Andare alla ricerca del padre e della propria virilità?

Georges-Simenon-Il-destino-dei-Malou

Spiega come farlo una nostra gentile lettrice nella sua recensione al libro Il destino dei Malou di Georges Simenon (Milano, Adelphi, 2012, 200 pp., Euro 13,50) 

(Recensione a cura della nostra gentile lettrice Monica Blondi)

“Essere uomini significa molto di più che essere onesti”. È forse questo il principale insegnamento che Alain, il diciassettenne protagonista di questo bel romanzo di Simenon pubblicato nel 1947, apprende dal padre, morto suicida in un deprimente pomeriggio invernale di una città di provincia. Eugène Malou, imprenditore edile dal talento visionario, si uccide con un colpo di pistola alla tempia dopo essere uscito dalla casa del conte d’Estier, suo ex socio nonché principale finanziatore, il quale gli aveva appena negato un prestito che lo avrebbe salvato dalla bancarotta. Al funerale Alain osserva la bara di suo padre e cerca di immaginarne il volto ma invano. Forse perché non lo aveva mai conosciuto davvero: “Che uomo era stato? Suo figlio, che gli era vissuto accanto per tanti anni, non ne aveva la minima idea e solo ora, per la prima volta, se ne rendeva conto” (p. 53). 

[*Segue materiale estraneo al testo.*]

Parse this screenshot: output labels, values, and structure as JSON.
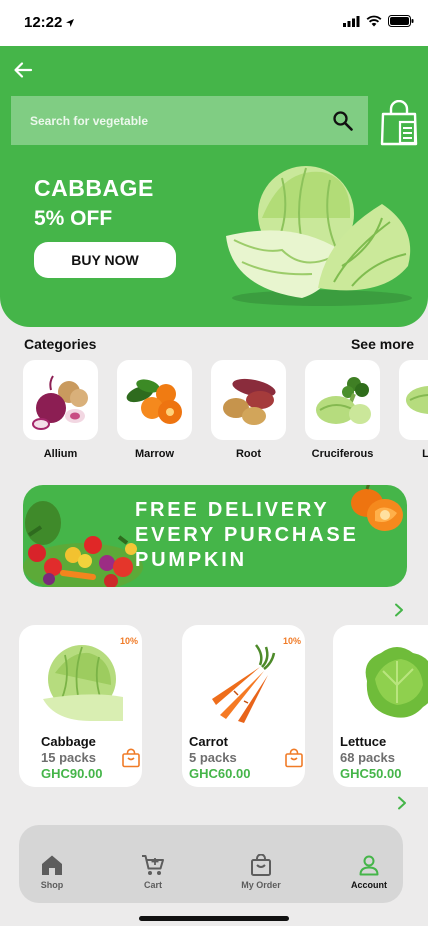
{
  "status_bar": {
    "time": "12:22"
  },
  "search": {
    "placeholder": "Search for vegetable"
  },
  "promo": {
    "title": "CABBAGE",
    "subtitle": "5% OFF",
    "cta_label": "BUY NOW"
  },
  "categories": {
    "title": "Categories",
    "see_more": "See more",
    "items": [
      {
        "label": "Allium"
      },
      {
        "label": "Marrow"
      },
      {
        "label": "Root"
      },
      {
        "label": "Cruciferous"
      },
      {
        "label": "Leafy"
      }
    ]
  },
  "delivery_banner": {
    "line1": "FREE DELIVERY",
    "line2": "EVERY PURCHASE",
    "line3": "PUMPKIN"
  },
  "products": [
    {
      "name": "Cabbage",
      "quantity": "15 packs",
      "price": "GHC90.00",
      "discount": "10%"
    },
    {
      "name": "Carrot",
      "quantity": "5 packs",
      "price": "GHC60.00",
      "discount": "10%"
    },
    {
      "name": "Lettuce",
      "quantity": "68 packs",
      "price": "GHC50.00",
      "discount": ""
    }
  ],
  "nav": {
    "items": [
      {
        "label": "Shop",
        "icon": "home-icon"
      },
      {
        "label": "Cart",
        "icon": "cart-icon"
      },
      {
        "label": "My Order",
        "icon": "shopping-bag-icon"
      },
      {
        "label": "Account",
        "icon": "user-icon"
      }
    ],
    "active": "Account"
  },
  "colors": {
    "brand_green": "#45b549",
    "accent_orange": "#f07b27",
    "background": "#ecebeb",
    "nav_bg": "#d6d6d6"
  }
}
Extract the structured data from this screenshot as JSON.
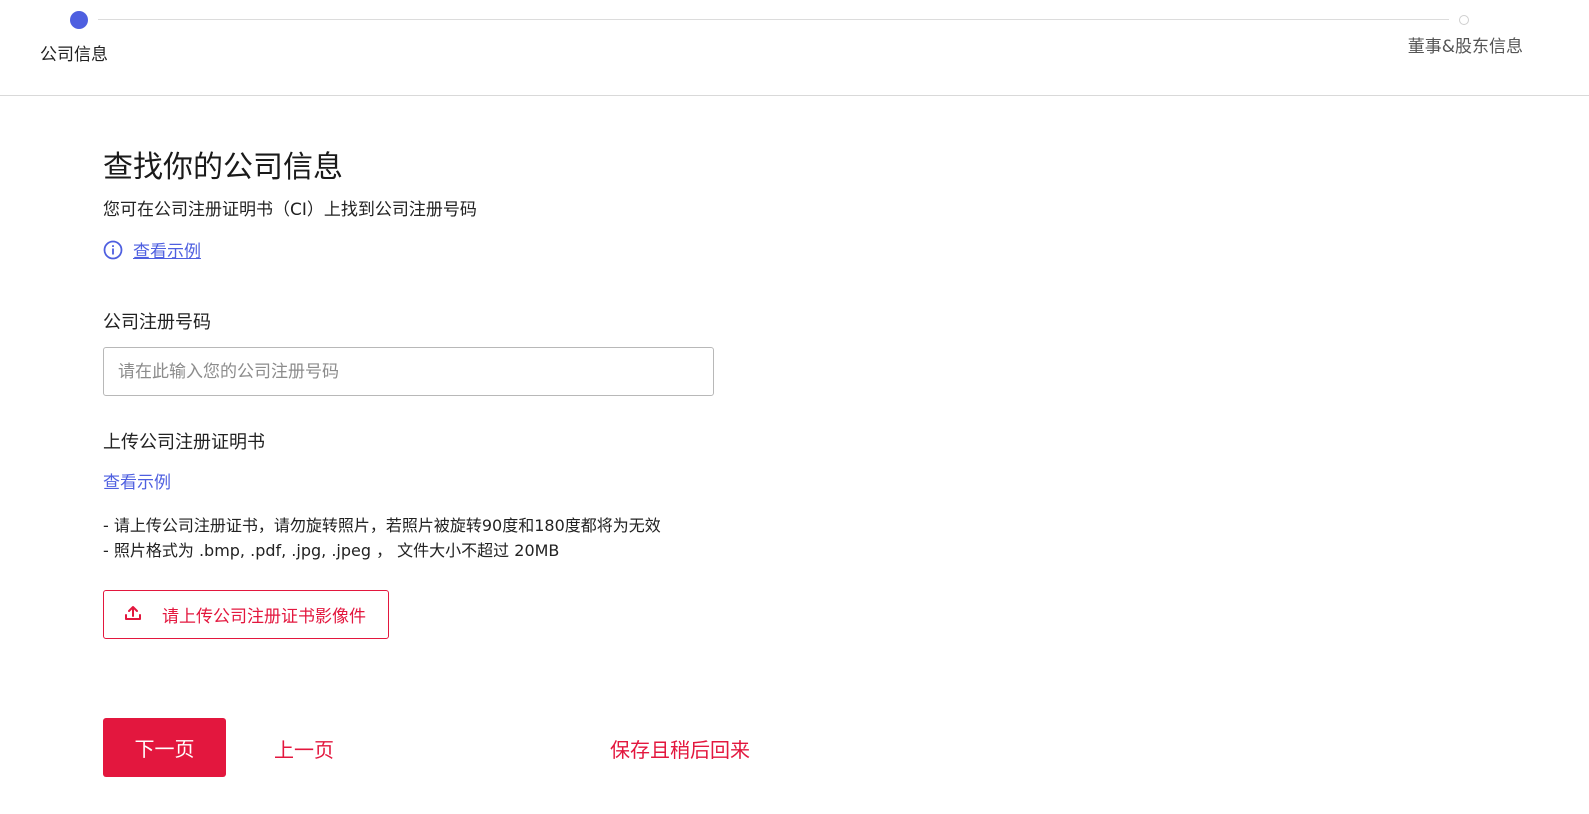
{
  "stepper": {
    "steps": [
      {
        "label": "公司信息",
        "state": "active"
      },
      {
        "label": "董事&股东信息",
        "state": "inactive"
      }
    ],
    "active_color": "#4e5fe0"
  },
  "main": {
    "title": "查找你的公司信息",
    "subtitle": "您可在公司注册证明书（CI）上找到公司注册号码",
    "example_link_label": "查看示例",
    "info_icon": "info-circle-icon"
  },
  "registration_field": {
    "label": "公司注册号码",
    "value": "",
    "placeholder": "请在此输入您的公司注册号码"
  },
  "upload": {
    "label": "上传公司注册证明书",
    "example_link_label": "查看示例",
    "notes": [
      "- 请上传公司注册证书，请勿旋转照片，若照片被旋转90度和180度都将为无效",
      "- 照片格式为 .bmp, .pdf, .jpg, .jpeg ， 文件大小不超过 20MB"
    ],
    "button_label": "请上传公司注册证书影像件",
    "button_icon": "upload-icon"
  },
  "actions": {
    "next_label": "下一页",
    "prev_label": "上一页",
    "save_later_label": "保存且稍后回来"
  },
  "colors": {
    "brand_red": "#e3173e",
    "link_blue": "#4e5fe0"
  }
}
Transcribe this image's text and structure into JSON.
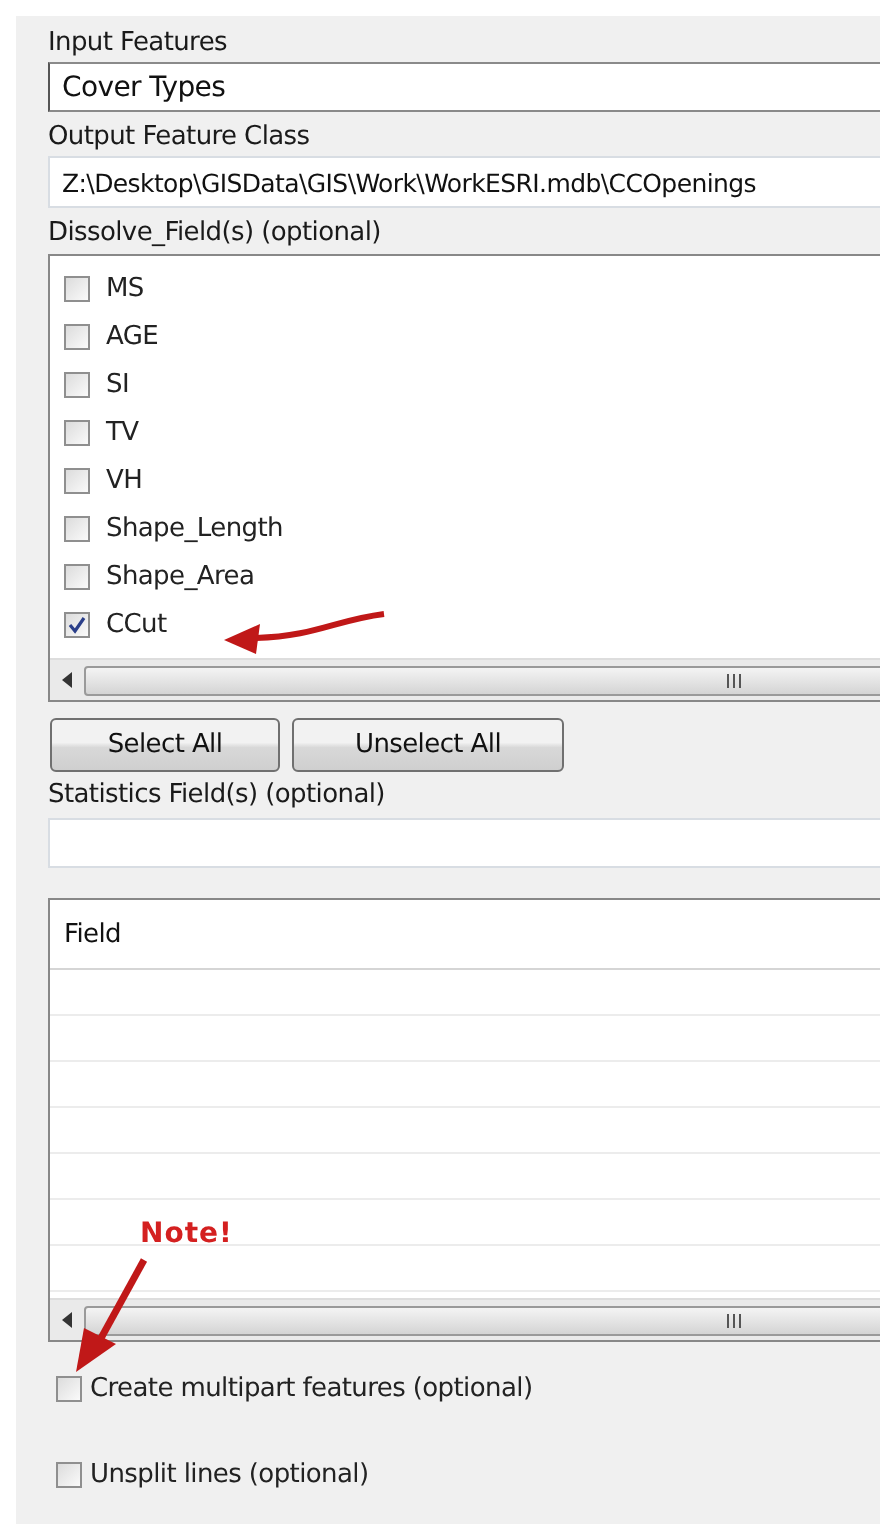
{
  "input_features": {
    "label": "Input Features",
    "value": "Cover Types"
  },
  "output_feature_class": {
    "label": "Output Feature Class",
    "value": "Z:\\Desktop\\GISData\\GIS\\Work\\WorkESRI.mdb\\CCOpenings"
  },
  "dissolve_fields": {
    "label": "Dissolve_Field(s) (optional)",
    "items": [
      {
        "label": "MS",
        "checked": false
      },
      {
        "label": "AGE",
        "checked": false
      },
      {
        "label": "SI",
        "checked": false
      },
      {
        "label": "TV",
        "checked": false
      },
      {
        "label": "VH",
        "checked": false
      },
      {
        "label": "Shape_Length",
        "checked": false
      },
      {
        "label": "Shape_Area",
        "checked": false
      },
      {
        "label": "CCut",
        "checked": true
      }
    ]
  },
  "buttons": [
    "Select All",
    "Unselect All"
  ],
  "statistics_fields": {
    "label": "Statistics Field(s) (optional)",
    "table": {
      "columns": [
        "Field"
      ]
    }
  },
  "options": [
    {
      "label": "Create multipart features (optional)",
      "checked": false
    },
    {
      "label": "Unsplit lines (optional)",
      "checked": false
    }
  ],
  "annotations": [
    {
      "kind": "arrow_left"
    },
    {
      "kind": "note",
      "text": "Note!"
    }
  ]
}
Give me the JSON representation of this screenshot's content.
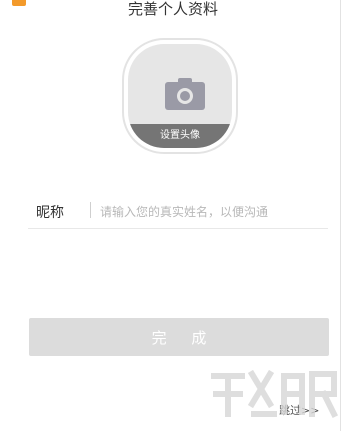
{
  "window": {
    "title": "完善个人资料"
  },
  "avatar": {
    "caption": "设置头像",
    "icon": "camera-icon"
  },
  "nickname": {
    "label": "昵称",
    "placeholder": "请输入您的真实姓名，以便沟通",
    "value": ""
  },
  "actions": {
    "done_label": "完 成",
    "skip_label": "跳过>>"
  },
  "colors": {
    "button_disabled": "#dcdcdc",
    "avatar_bg": "#e6e6e6",
    "caption_bg": "#757575",
    "logo_accent": "#f39a2b"
  }
}
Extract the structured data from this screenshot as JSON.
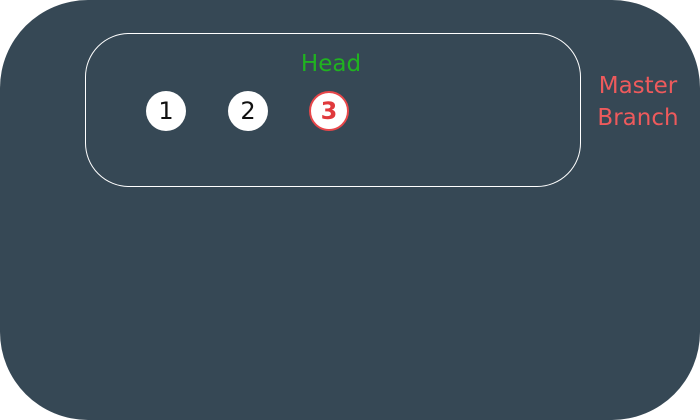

Dai gusti pacchiani e un po’ sbruffone, Eugène Malou era un individuo eccentrico già nell’aspetto: “Basso e tarchiato, con i lineamenti irregolari, gli occhi sporgenti, la voce roca, era rimasto sempre un individuo fuori dal comune, che la gente si girava a guardare, anche quando, con indosso abiti delle migliori sartorie, scendeva dalla sua limousine” (p. 187). La sua generosità lo spingeva a lasciare mance spropositate e fare regali costosi. Alain prova il “desiderio ardente di conoscere l’uomo che era stato suo padre e del quale, fino a quel momento, non si era mai curato” (p.65). Un’indifferenza, unita a una massiccia dose di egoismo, che sembra accomunare il resto della famiglia Malou: la moglie si era rifiutata di impegnare i gioielli, più interessata a difendere i propri privilegi che a salvare il marito dal fallimento. L’inetto Edgar, il figlio nato dal primo matrimonio, che Eugène derideva apertamente, si era trovato un impiego di tutto riposo sotto la protezione del suocero prefetto. E poi c’era Corine, sensuale e spudorata, che la sera del funerale si intrattiene con il suo amante, un facoltoso medico sposato con figli. Ben presto ognuno di loro se ne va, lasciando la grande casa di famiglia, arredata come un castello medievale, in balia degli ufficiali giudiziari. Alain trova lavoro presso la tipografia dei fratelli Jaminet e un alloggio alla pensione “Les trois pigeons” dove può contare sul calore e l’affetto della signora Poignard. Per la prima volta si sente felice e non mancano i sensi di colpa (“Perdonami, papà…”).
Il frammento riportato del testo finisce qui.